Ob die Einsetzung der neuen Glasfenster tatsächlich zu einer Beeinträchtigung des bestehenden Fensterbestandes führen würde, wird daher wohl nur durch ein umfangreiches Sachverständigengutachten geklärt werden können. Sollte sich im Rahmen dieses Gutachtens herausstellen, dass die seit 1967 bestehende Lichtwirkung lediglich ein Zufallsprodukt ist, weil die leeren Kirchenfenster nicht auf einen Geniestreich von Herrn Crodel, sondern allein auf damals leere Kassen der Kirchengemeinde zurückzuführen sind, dürfte die Argumentation des Klägers jedenfalls in ihren Grundfesten erschüttert sein.

Selbst wenn das Gericht zu dem Schluss kommen sollte, dass die Fenster von Frau Hausner und Herrn Huber zu einer Beeinträchtigung der Werke von Herrn Crodel führen, wäre damit im Übrigen noch nicht gesagt, dass deren Einbau auch verboten werden kann: Denn § 14 UrhG verlangt eine Interessenabwägung zwischen dem Integritätsinteresse des Urhebers und den Interessen des Sacheigentümers. Auch hier ließen sich sicherlich gewichtige Gründe finden, warum ein einzelner Künstler (bzw. dessen Erbe) nicht die Unveränderbarkeit des Gesamteindrucks eines Kircheninnenraums für sich in Anspruch nehmen kann, wenn dieser ohnehin über Jahrhunderte hinweg stets neu erfunden wurde.

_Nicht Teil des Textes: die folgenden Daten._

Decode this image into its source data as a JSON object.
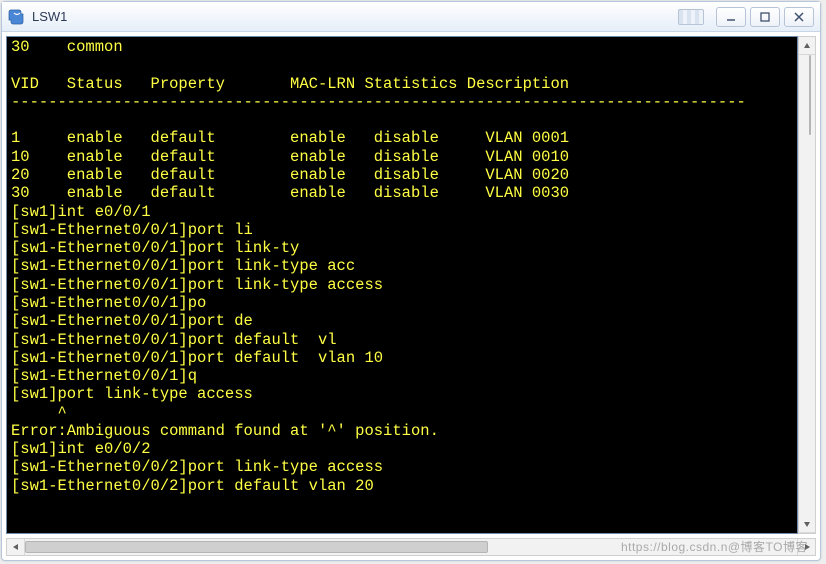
{
  "window": {
    "title": "LSW1"
  },
  "terminal": {
    "lines": [
      "30    common",
      "",
      "VID   Status   Property       MAC-LRN Statistics Description",
      "-------------------------------------------------------------------------------",
      "",
      "1     enable   default        enable   disable     VLAN 0001",
      "10    enable   default        enable   disable     VLAN 0010",
      "20    enable   default        enable   disable     VLAN 0020",
      "30    enable   default        enable   disable     VLAN 0030",
      "[sw1]int e0/0/1",
      "[sw1-Ethernet0/0/1]port li",
      "[sw1-Ethernet0/0/1]port link-ty",
      "[sw1-Ethernet0/0/1]port link-type acc",
      "[sw1-Ethernet0/0/1]port link-type access",
      "[sw1-Ethernet0/0/1]po",
      "[sw1-Ethernet0/0/1]port de",
      "[sw1-Ethernet0/0/1]port default  vl",
      "[sw1-Ethernet0/0/1]port default  vlan 10",
      "[sw1-Ethernet0/0/1]q",
      "[sw1]port link-type access",
      "     ^",
      "Error:Ambiguous command found at '^' position.",
      "[sw1]int e0/0/2",
      "[sw1-Ethernet0/0/2]port link-type access",
      "[sw1-Ethernet0/0/2]port default vlan 20"
    ]
  },
  "watermark": "https://blog.csdn.n@博客TO博客",
  "colors": {
    "termBg": "#000000",
    "termFg": "#ffff44",
    "titlebar": "#eef3fa",
    "border": "#b5c7de"
  }
}
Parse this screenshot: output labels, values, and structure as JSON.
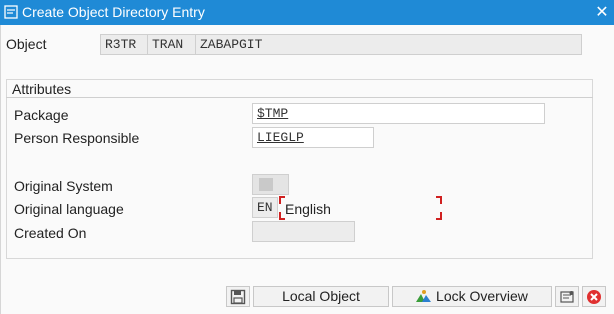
{
  "window": {
    "title": "Create Object Directory Entry",
    "close_symbol": "✕"
  },
  "object": {
    "label": "Object",
    "program_id": "R3TR",
    "object_type": "TRAN",
    "object_name": "ZABAPGIT"
  },
  "attributes": {
    "title": "Attributes",
    "package_label": "Package",
    "package_value": "$TMP",
    "person_label": "Person Responsible",
    "person_value": "LIEGLP",
    "orig_system_label": "Original System",
    "orig_system_value": "",
    "orig_language_label": "Original language",
    "orig_language_code": "EN",
    "orig_language_name": "English",
    "created_on_label": "Created On",
    "created_on_value": ""
  },
  "toolbar": {
    "save_icon": "floppy-disk-icon",
    "local_object_label": "Local Object",
    "lock_overview_label": "Lock Overview",
    "cancel_icon": "cancel-icon"
  },
  "colors": {
    "titlebar": "#1f8ad6",
    "field_bg": "#ececec",
    "required_marker": "#d02020",
    "cancel_red": "#e03030"
  }
}
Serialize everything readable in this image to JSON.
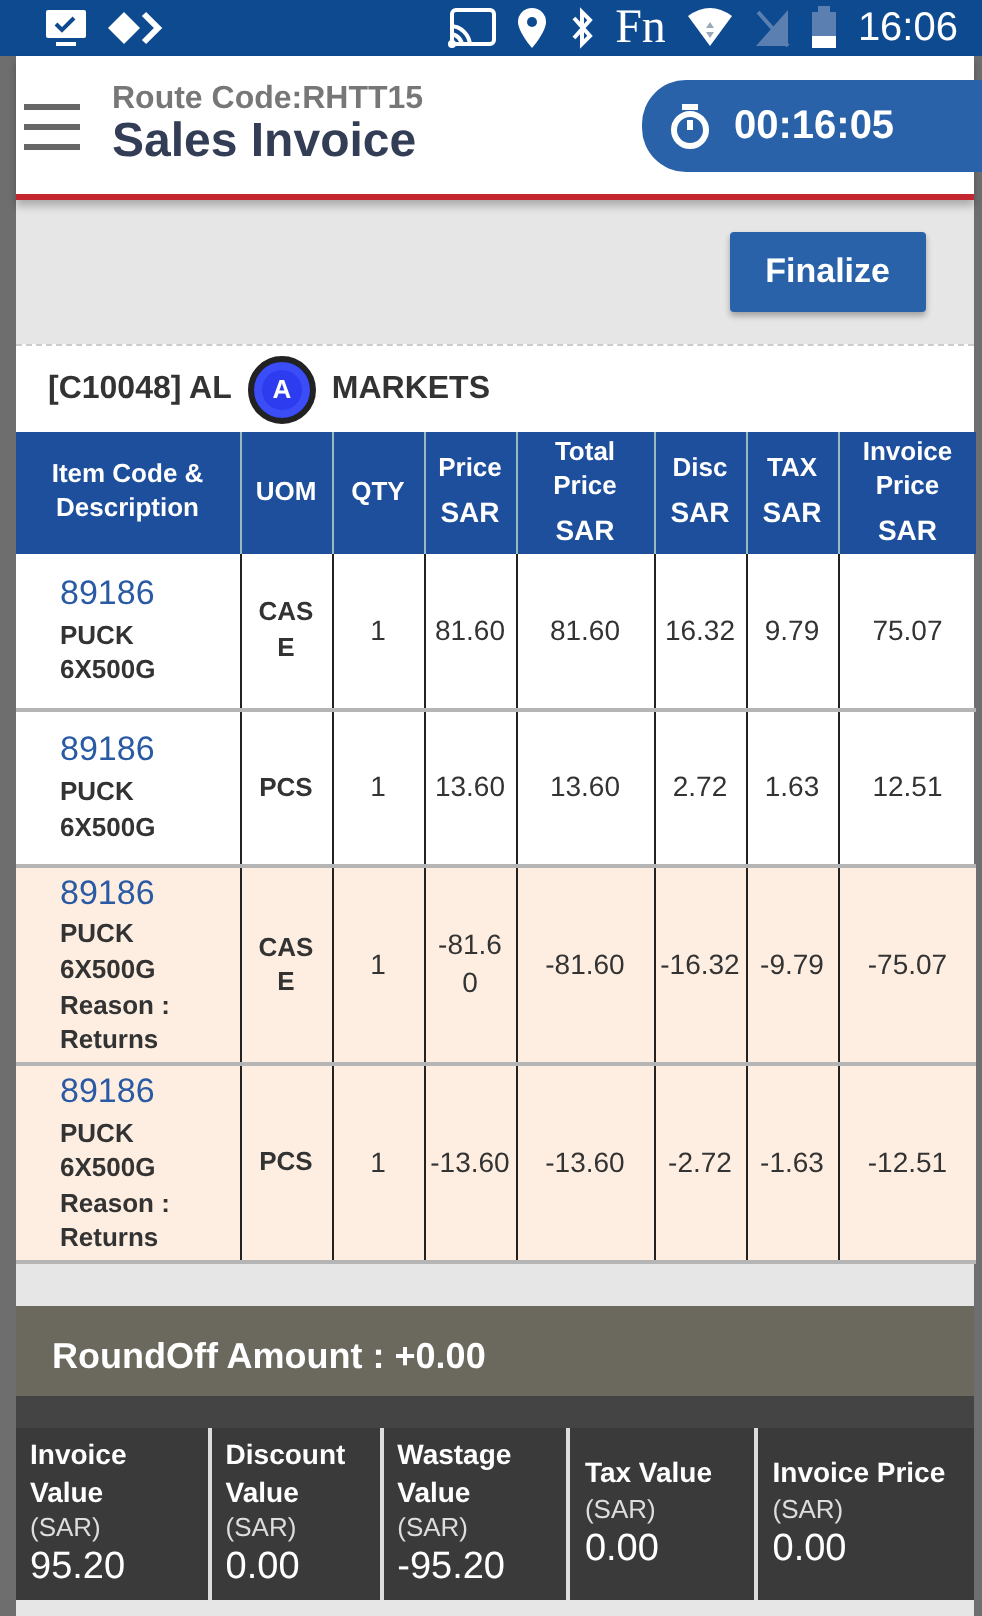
{
  "status_bar": {
    "fn": "Fn",
    "time": "16:06"
  },
  "header": {
    "route": "Route Code:RHTT15",
    "title": "Sales Invoice",
    "timer": "00:16:05"
  },
  "finalize_button": "Finalize",
  "customer": {
    "before": "[C10048] AL",
    "after": "MARKETS",
    "touch_mark": "A"
  },
  "table": {
    "columns": [
      {
        "label": "Item Code & Description"
      },
      {
        "label": "UOM"
      },
      {
        "label": "QTY"
      },
      {
        "label": "Price",
        "unit": "SAR"
      },
      {
        "label": "Total Price",
        "unit": "SAR"
      },
      {
        "label": "Disc",
        "unit": "SAR"
      },
      {
        "label": "TAX",
        "unit": "SAR"
      },
      {
        "label": "Invoice Price",
        "unit": "SAR"
      }
    ],
    "rows": [
      {
        "kind": "sale",
        "code": "89186",
        "description": "PUCK 6X500G",
        "uom": "CAS E",
        "qty": "1",
        "price": "81.60",
        "total": "81.60",
        "disc": "16.32",
        "tax": "9.79",
        "invoice": "75.07"
      },
      {
        "kind": "sale",
        "code": "89186",
        "description": "PUCK 6X500G",
        "uom": "PCS",
        "qty": "1",
        "price": "13.60",
        "total": "13.60",
        "disc": "2.72",
        "tax": "1.63",
        "invoice": "12.51"
      },
      {
        "kind": "return",
        "code": "89186",
        "description": "PUCK 6X500G",
        "reason": "Reason : Returns",
        "uom": "CAS E",
        "qty": "1",
        "price": "-81.6 0",
        "total": "-81.60",
        "disc": "-16.32",
        "tax": "-9.79",
        "invoice": "-75.07"
      },
      {
        "kind": "return",
        "code": "89186",
        "description": "PUCK 6X500G",
        "reason": "Reason : Returns",
        "uom": "PCS",
        "qty": "1",
        "price": "-13.60",
        "total": "-13.60",
        "disc": "-2.72",
        "tax": "-1.63",
        "invoice": "-12.51"
      }
    ]
  },
  "roundoff": "RoundOff Amount : +0.00",
  "summary": [
    {
      "label": "Invoice Value",
      "unit": "(SAR)",
      "value": "95.20"
    },
    {
      "label": "Discount Value",
      "unit": "(SAR)",
      "value": "0.00"
    },
    {
      "label": "Wastage Value",
      "unit": "(SAR)",
      "value": "-95.20"
    },
    {
      "label": "Tax Value",
      "unit": "(SAR)",
      "value": "0.00"
    },
    {
      "label": "Invoice Price",
      "unit": "(SAR)",
      "value": "0.00"
    }
  ]
}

Den Heilbronner Kirchgängern mag der Rechtsstreit gelegen kommen, ist doch damit der Einbau der ungeliebten Bildmotive bis auf weiteres vertagt. Ob die Heilbronner und der Kläger der Kirche mit ihrem Widerstand einen Gefallen tun, mag jeder selbst beurteilen. Aber mal unter uns: wo die Kirche Schritte in die Moderne wagt, sollte man ihr nicht mit fadenscheinigen Argumenten auch noch Steine in den Weg legen…  (ab)

(Bild: © steschum – Fotolia.com)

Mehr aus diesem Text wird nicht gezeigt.